Wie der Pressesprecher der Stadt, Michael Klarner, mitteilte, seien die Voraussetzungen für eine wirtschaftlich tragfähige Integration derzeit nicht gegeben. Die Gründe lägen in den strukturellen Problemen der Krankenhauslandschaft und in bundespolitischen Vorgaben, die absehbar keine tragfähige Lösung zuließen.
Eine Eingliederung als Betriebsteil des Klinikums wäre rechtlich nicht möglich. Die Maul-Klinik müsste als eigenständiges Fachkrankenhaus weitergeführt werden – ein Modell, das laut Klinikum organisatorisch, personell und wirtschaftlich nicht vertretbar sei.

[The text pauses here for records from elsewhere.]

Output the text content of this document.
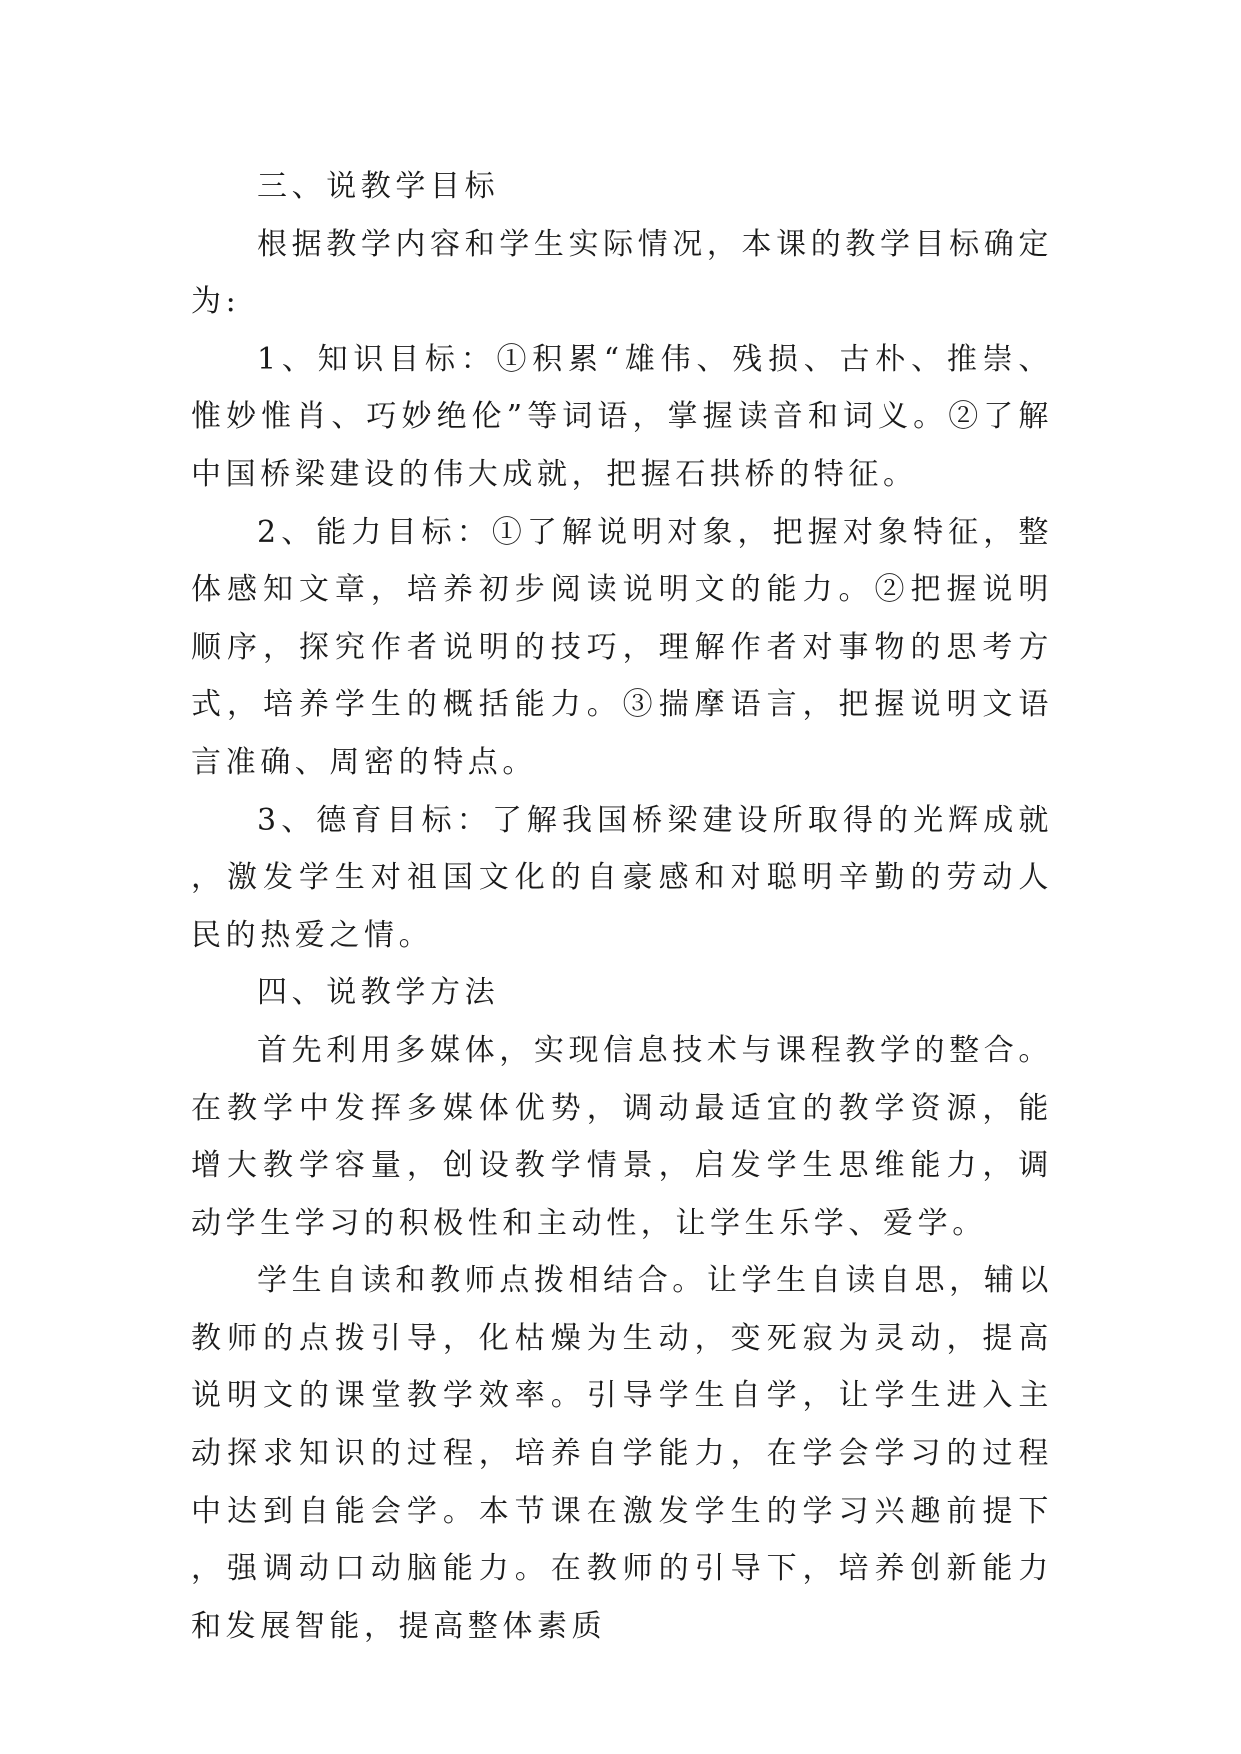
三、说教学目标

根据教学内容和学生实际情况，本课的教学目标确定为:

1、知识目标：①积累“雄伟、残损、古朴、推崇、惟妙惟肖、巧妙绝伦”等词语，掌握读音和词义。②了解中国桥梁建设的伟大成就，把握石拱桥的特征。

2、能力目标：①了解说明对象，把握对象特征，整体感知文章，培养初步阅读说明文的能力。②把握说明顺序，探究作者说明的技巧，理解作者对事物的思考方式，培养学生的概括能力。③揣摩语言，把握说明文语言准确、周密的特点。

3、德育目标：了解我国桥梁建设所取得的光辉成就，激发学生对祖国文化的自豪感和对聪明辛勤的劳动人民的热爱之情。

四、说教学方法

首先利用多媒体，实现信息技术与课程教学的整合。在教学中发挥多媒体优势，调动最适宜的教学资源，能增大教学容量，创设教学情景，启发学生思维能力，调动学生学习的积极性和主动性，让学生乐学、爱学。

学生自读和教师点拨相结合。让学生自读自思，辅以教师的点拨引导，化枯燥为生动，变死寂为灵动，提高说明文的课堂教学效率。引导学生自学，让学生进入主动探求知识的过程，培养自学能力，在学会学习的过程中达到自能会学。本节课在激发学生的学习兴趣前提下，强调动口动脑能力。在教师的引导下，培养创新能力和发展智能，提高整体素质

Die medizinische Versorgung in Ingolstadt soll nach Angaben des Klinikums dennoch gesichert bleiben. Die ambulante Notfallversorgung und die stationäre Betreuung könnten weiterhin auf hohem Niveau gewährleistet werden. Sollte sich der Bedarf erhöhen, will das Klinikum nach eigenen Angaben kurzfristig zusätzliche Kapazitäten schaffen – sowohl durch interne Umstrukturierungen als auch durch den Aufbau weiteren medizinischen Personals.

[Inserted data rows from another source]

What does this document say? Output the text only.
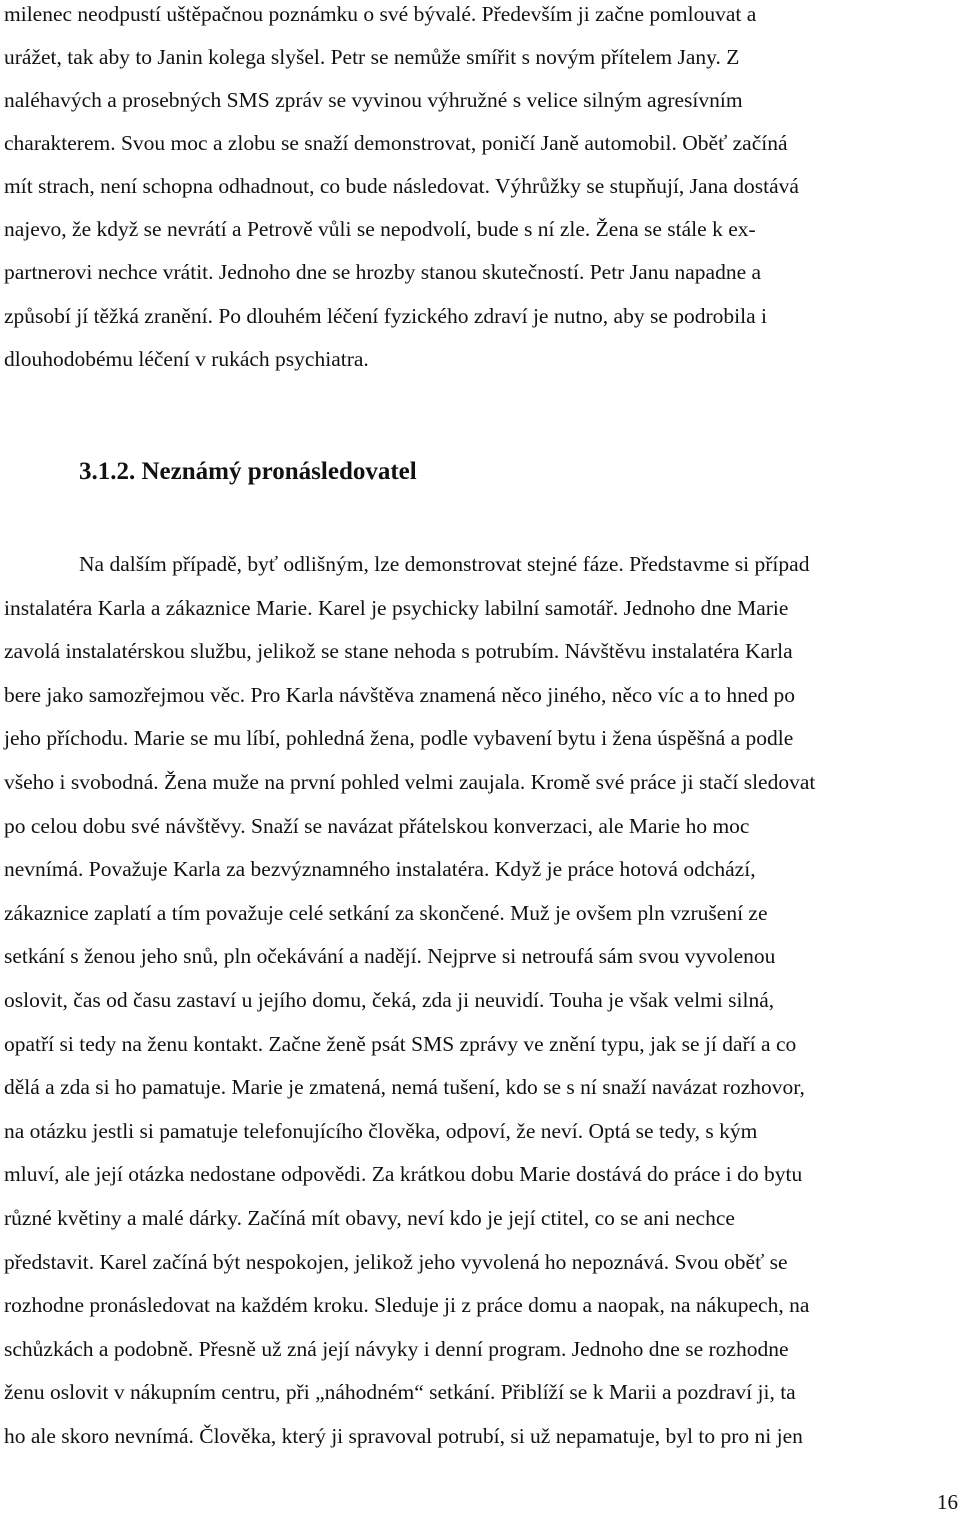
milenec neodpustí uštěpačnou poznámku o své bývalé. Především ji začne pomlouvat a
urážet, tak aby to Janin kolega slyšel. Petr se nemůže smířit s novým přítelem Jany. Z
naléhavých a prosebných SMS zpráv se vyvinou výhružné s velice silným agresívním
charakterem. Svou moc a zlobu se snaží demonstrovat, poničí Janě automobil. Oběť začíná
mít strach, není schopna odhadnout, co bude následovat. Výhrůžky se stupňují, Jana dostává
najevo, že když se nevrátí a Petrově vůli se nepodvolí, bude s ní zle. Žena se stále k ex-
partnerovi nechce vrátit. Jednoho dne se hrozby stanou skutečností. Petr Janu napadne a
způsobí jí těžká zranění. Po dlouhém léčení fyzického zdraví je nutno, aby se podrobila i
dlouhodobému léčení v rukách psychiatra.
3.1.2. Neznámý pronásledovatel
Na dalším případě, byť odlišným, lze demonstrovat stejné fáze. Představme si případ
instalatéra Karla a zákaznice Marie. Karel je psychicky labilní samotář. Jednoho dne Marie
zavolá instalatérskou službu, jelikož se stane nehoda s potrubím. Návštěvu instalatéra Karla
bere jako samozřejmou věc. Pro Karla návštěva znamená něco jiného, něco víc a to hned po
jeho příchodu. Marie se mu líbí, pohledná žena, podle vybavení bytu i žena úspěšná a podle
všeho i svobodná. Žena muže na první pohled velmi zaujala. Kromě své práce ji stačí sledovat
po celou dobu své návštěvy. Snaží se navázat přátelskou konverzaci, ale Marie ho moc
nevnímá. Považuje Karla za bezvýznamného instalatéra. Když je práce hotová odchází,
zákaznice zaplatí a tím považuje celé setkání za skončené. Muž je ovšem pln vzrušení ze
setkání s ženou jeho snů, pln očekávání a nadějí. Nejprve si netroufá sám svou vyvolenou
oslovit, čas od času zastaví u jejího domu, čeká, zda ji neuvidí. Touha je však velmi silná,
opatří si tedy na ženu kontakt. Začne ženě psát SMS zprávy ve znění typu, jak se jí daří a co
dělá a zda si ho pamatuje. Marie je zmatená, nemá tušení, kdo se s ní snaží navázat rozhovor,
na otázku jestli si pamatuje telefonujícího člověka, odpoví, že neví. Optá se tedy, s kým
mluví, ale její otázka nedostane odpovědi. Za krátkou dobu Marie dostává do práce i do bytu
různé květiny a malé dárky. Začíná mít obavy, neví kdo je její ctitel, co se ani nechce
představit. Karel začíná být nespokojen, jelikož jeho vyvolená ho nepoznává. Svou oběť se
rozhodne pronásledovat na každém kroku. Sleduje ji z práce domu a naopak, na nákupech, na
schůzkách a podobně. Přesně už zná její návyky i denní program. Jednoho dne se rozhodne
ženu oslovit v nákupním centru, při „náhodném“ setkání. Přiblíží se k Marii a pozdraví ji, ta
ho ale skoro nevnímá. Člověka, který ji spravoval potrubí, si už nepamatuje, byl to pro ni jen
16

Die Entscheidung fällt nach Wochen intensiver politischer Diskussionen. Zuletzt hatten sowohl SPD als auch CSU öffentlich den Erhalt der Maul-Klinik gefordert – allerdings ohne belastbare Konzepte. Während die SPD auf eine gemeinsame Übernahme durch Stadt und Freistaat setzte, mahnte die CSU die Sicherung von Kapazitäten an, blieb aber konkrete Vorschläge schuldig. Mit dem nun gefassten Beschluss endet diese Debatte vorerst – die Notfallversorgung in Ingolstadt bleibt laut Stadt weiterhin gewährleistet.
Transparenzhinweis: Die Berichterstattung erfolgt unter Verwendung einer Pressemitteilung der Stadt Ingolstadt.